Now that we have finally reached the point in the process at which construction of the first segment of the much-needed Beltline (future I-422) is about to start, the SELC and its allies are desperate to do anything they can to slow down or even stop this vitally important project. They know that losing this battle is tantamount to losing the war. Their solution: a “study” from an out-of-state firm—the Ochs Center—notorious for mischaracterizing data to support the claims of anti-growth clients like SELC.

The Internet is replete with instances in which the Ochs Center has used speculative and highly flawed analysis in an attempt to discredit development projects and discourage economic growth and development.

In case after case, the Chattanooga think-tank has put forward absurdly low estimates of the number of jobs to be created by such projects. Just type “Ochs study flawed” in any Google search box for a number of ready examples in which flawed methodology is used to support fundamentally biased views about a range of major economic development projects.

In their latest study-for-hire, Ochs had the gall to attack the Center for Business and Economic Research (CBER) at the University of Alabama, an institution long respected for its scholarly and objective approach to the studies it conducts regarding the benefits a given economic development project can realistically be expected to produce.

Most glaringly, the left-leaning Ochs Center asserts that “Building the Northern Beltline means less money available for other needed transportation projects in Birmingham and throughout Alabama.” This argument is offered up as one of the major “findings” of the study and it is totally wrong.

The fact is the Northern Beltline will largely be paid for by federal funds allocated specifically for this purpose by the Appalachian Regional Commission (ARC) — tax dollars Alabamians have been sending to Washington for years while watching the bulk of those dollars go to other Appalachian states.

Those allocated funds can only be used on ARC designated roads, and the only such designated road remaining to be built in Alabama is the Northern Beltline.  We must, therefore, use those funds for that purpose or lose them once again to other states. This simple fact remains unchanged no matter how many times the Ochs “study” tries to assert otherwise.

The Ochs Beltline “study” is typical of their pattern. In Georgia, for instance, Ochs issued a similar “study” saying a needed coal-fired energy plant wasn’t necessary. The brilliant assumption on which this finding was based? That Georgia wouldn’t experience any population growth for the next 14 years!

But, even if many of the erroneous assumptions in the Ochs “study” are accepted as correct the enormous benefits of building the Northern Beltline still shine through.

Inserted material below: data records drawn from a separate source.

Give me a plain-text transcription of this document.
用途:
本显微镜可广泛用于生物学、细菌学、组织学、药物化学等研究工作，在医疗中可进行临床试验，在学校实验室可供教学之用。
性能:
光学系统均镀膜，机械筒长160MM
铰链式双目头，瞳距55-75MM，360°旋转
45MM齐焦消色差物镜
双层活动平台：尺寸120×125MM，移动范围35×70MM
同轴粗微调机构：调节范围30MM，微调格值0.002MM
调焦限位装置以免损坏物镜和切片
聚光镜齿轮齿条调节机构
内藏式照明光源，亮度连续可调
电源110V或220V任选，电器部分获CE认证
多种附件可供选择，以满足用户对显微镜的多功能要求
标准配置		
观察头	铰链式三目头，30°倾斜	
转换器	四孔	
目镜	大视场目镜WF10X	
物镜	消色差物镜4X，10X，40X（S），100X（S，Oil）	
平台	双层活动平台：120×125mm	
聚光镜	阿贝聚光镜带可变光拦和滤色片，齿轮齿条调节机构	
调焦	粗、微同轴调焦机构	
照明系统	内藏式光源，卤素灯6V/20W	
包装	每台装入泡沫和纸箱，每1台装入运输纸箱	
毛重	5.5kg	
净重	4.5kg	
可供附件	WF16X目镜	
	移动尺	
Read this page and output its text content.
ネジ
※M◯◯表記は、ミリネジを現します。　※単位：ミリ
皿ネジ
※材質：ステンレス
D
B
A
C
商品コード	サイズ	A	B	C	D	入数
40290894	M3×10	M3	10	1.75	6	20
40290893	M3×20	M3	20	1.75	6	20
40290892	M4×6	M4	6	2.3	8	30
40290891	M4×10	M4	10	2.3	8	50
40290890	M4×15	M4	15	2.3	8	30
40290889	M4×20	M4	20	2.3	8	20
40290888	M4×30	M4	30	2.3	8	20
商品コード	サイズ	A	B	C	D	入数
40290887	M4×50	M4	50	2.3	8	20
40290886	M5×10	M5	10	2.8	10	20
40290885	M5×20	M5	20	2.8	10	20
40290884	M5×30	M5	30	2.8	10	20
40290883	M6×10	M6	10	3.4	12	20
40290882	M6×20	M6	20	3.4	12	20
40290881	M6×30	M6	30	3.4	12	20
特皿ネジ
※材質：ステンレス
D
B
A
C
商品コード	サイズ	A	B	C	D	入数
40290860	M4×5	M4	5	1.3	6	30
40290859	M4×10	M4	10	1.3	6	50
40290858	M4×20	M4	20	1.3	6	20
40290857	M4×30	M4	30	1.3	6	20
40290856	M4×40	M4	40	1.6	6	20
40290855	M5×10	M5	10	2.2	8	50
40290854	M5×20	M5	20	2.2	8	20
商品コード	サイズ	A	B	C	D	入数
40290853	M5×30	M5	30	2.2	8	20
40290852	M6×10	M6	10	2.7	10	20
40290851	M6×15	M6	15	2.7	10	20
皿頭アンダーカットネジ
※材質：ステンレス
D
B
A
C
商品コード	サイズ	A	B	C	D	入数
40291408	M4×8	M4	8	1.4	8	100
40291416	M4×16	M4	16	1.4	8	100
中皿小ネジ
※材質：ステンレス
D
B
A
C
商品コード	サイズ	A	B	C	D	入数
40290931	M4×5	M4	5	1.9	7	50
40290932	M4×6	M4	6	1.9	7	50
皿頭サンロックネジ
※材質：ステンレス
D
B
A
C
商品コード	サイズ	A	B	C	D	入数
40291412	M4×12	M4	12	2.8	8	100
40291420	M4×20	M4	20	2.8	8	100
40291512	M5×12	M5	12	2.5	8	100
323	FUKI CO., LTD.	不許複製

For example, Ochs insists that CBER got it all wrong when it tallied the number of jobs to be created as a result of the project at roughly 70,000. Ochs insists the Beltline will “only” result in about 50,000 jobs! Even if the Ochs “study” is assumed correct, the Beltline would still rank as the greatest economic development project in the history of the State, not to mention one of the most important upgrades to our highway network since we abandoned the horse and buggy.

When one considers that the federal government already has the funds ready and waiting to cover the vast majority of the costs associated with creating those jobs and building this important highway, it becomes even more obvious that we will enjoy an immense return on investment for the relatively modest funding to be supplied by the state.  Moreover, the state’s costs on this project will be significantly reduced by the recently passed congressional transportation bill that will provide 100% federal funding for ARC highway projects for the next ten years.

Eventually, the convoluted arguments laid one atop another in the Ochs “study” collapse under the weight of their own imponderable logic. If building the Beltline is such a terrible mistake, then taking that flawed reasoning to its logical conclusion, we never should have built I-459, or I-20, I-59 or I-65. Think of what the Birmingham region would be like today without those vital transportation arteries.

Make no mistake, this is a battle between those who want economic growth and those who don’t.  It is time to reject those who would hold our area back.  The time has come to build the Northern Beltline and allow the Birmingham Region the opportunity for the economic prosperity it deserves.